France has deployed thousands of security forces ahead of Thursday’s France-Israel football international game. Paris police are treating the event as “a high-risk match,” Agence France-Press (AFP) reported.
The heightened security comes after Israel’s “Maccabi Tel-Aviv” football club supporters went on a violent rampage in Amsterdam attacking the Netherlands’ “Ajax Amsterdam” fans, Dutch citizens including a taxi driver, and vandalizing houses flying Palestinian flags last week.
Paris police chief Laurent Nuñez told the BBC that 4,000 officers will be patrolling throughout Paris, 2500 at the Stade de France in the city’s northern suburbs and the rest on public transport and inside the capital.
He said that an additional 1,600 private security guards and an elite anti-terrorist police force would “protect the visiting Israeli squad.”
“It is a high-risk match because of an extremely tense geopolitical context,” Nuñez said.

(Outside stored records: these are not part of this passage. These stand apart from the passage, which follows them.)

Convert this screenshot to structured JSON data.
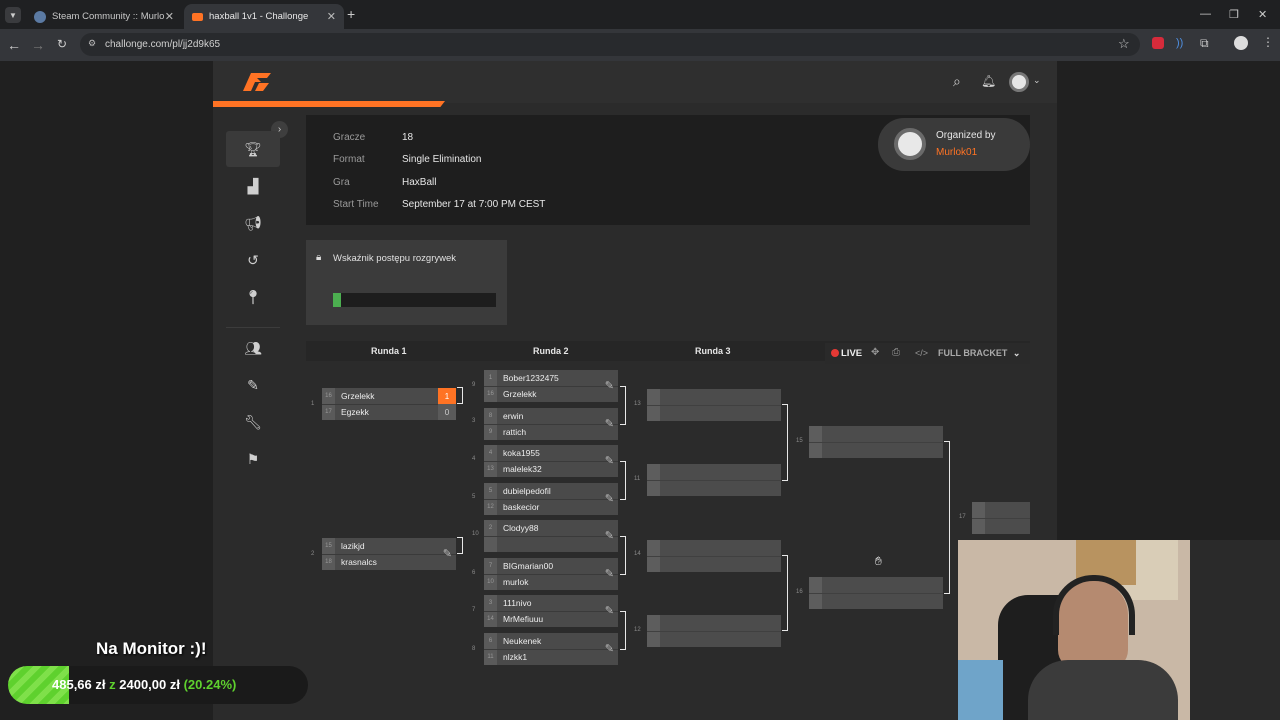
{
  "browser": {
    "tabs": [
      {
        "title": "Steam Community :: Murlok :: I",
        "active": false
      },
      {
        "title": "haxball 1v1 - Challonge",
        "active": true
      }
    ],
    "url": "challonge.com/pl/jj2d9k65"
  },
  "info": {
    "rows": [
      {
        "label": "Gracze",
        "value": "18"
      },
      {
        "label": "Format",
        "value": "Single Elimination"
      },
      {
        "label": "Gra",
        "value": "HaxBall"
      },
      {
        "label": "Start Time",
        "value": "September 17 at 7:00 PM CEST"
      }
    ],
    "organized_by_label": "Organized by",
    "organizer": "Murlok01"
  },
  "progress": {
    "title": "Wskaźnik postępu rozgrywek",
    "fraction": 0.05
  },
  "bracket": {
    "rounds": [
      "Runda 1",
      "Runda 2",
      "Runda 3"
    ],
    "live_label": "LIVE",
    "full_bracket_label": "FULL BRACKET",
    "round1": [
      {
        "id": "1",
        "p1": "Grzelekk",
        "s1": "16",
        "sc1": "1",
        "p2": "Egzekk",
        "s2": "17",
        "sc2": "0"
      },
      {
        "id": "2",
        "p1": "lazikjd",
        "s1": "15",
        "p2": "krasnalcs",
        "s2": "18"
      }
    ],
    "round2": [
      {
        "id": "9",
        "p1": "Bober1232475",
        "s1": "1",
        "p2": "Grzelekk",
        "s2": "16"
      },
      {
        "id": "3",
        "p1": "erwin",
        "s1": "8",
        "p2": "rattich",
        "s2": "9"
      },
      {
        "id": "4",
        "p1": "koka1955",
        "s1": "4",
        "p2": "malelek32",
        "s2": "13"
      },
      {
        "id": "5",
        "p1": "dubielpedofil",
        "s1": "5",
        "p2": "baskecior",
        "s2": "12"
      },
      {
        "id": "10",
        "p1": "Clodyy88",
        "s1": "2",
        "p2": "",
        "s2": ""
      },
      {
        "id": "6",
        "p1": "BIGmarian00",
        "s1": "7",
        "p2": "murlok",
        "s2": "10"
      },
      {
        "id": "7",
        "p1": "111nivo",
        "s1": "3",
        "p2": "MrMefiuuu",
        "s2": "14"
      },
      {
        "id": "8",
        "p1": "Neukenek",
        "s1": "6",
        "p2": "nlzkk1",
        "s2": "11"
      }
    ],
    "round3_ids": [
      "13",
      "11",
      "14",
      "12"
    ],
    "round4_ids": [
      "15",
      "16"
    ],
    "final_id": "17"
  },
  "overlay": {
    "title": "Na Monitor :)!",
    "amount": "485,66 zł",
    "of": "z",
    "goal": "2400,00 zł",
    "percent": "(20.24%)"
  },
  "colors": {
    "accent": "#ff7324",
    "progress": "#4caf50",
    "live": "#e53935"
  }
}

The violence in Amsterdam on Friday, November 8, erupted following Maccabi fans’ racist chants dehumanizing and calling for violence against Arabs and disparaging the victims of the Valencia floods that killed more than 200 people in Spain.
Social media footage showed Israeli supporters chanting racist slogans such as “death to the Arabs” and ripping Palestinian flags off residential windows in Amsterdam, a city with a 15% Muslim population from Arab and Amazigh origins.
Maccabi fans were also recorded disrupting a moment of silence for the victims of the Valencia floods inside the Johan Cruyff Arena.
An Amsterdam city council member said the Israeli fans instigated the violence after arriving in the city and attacking Palestinian supporters before the match.
“They began attacking houses of people in Amsterdam with Palestinian flags, so that’s actually where the violence started,” Councilman Jazie Veldhuyzen told Al Jazeera on Friday.
Amsterdam residents reacted and “countered the attacks that started on Wednesday by the Maccabi hooligans,” he added.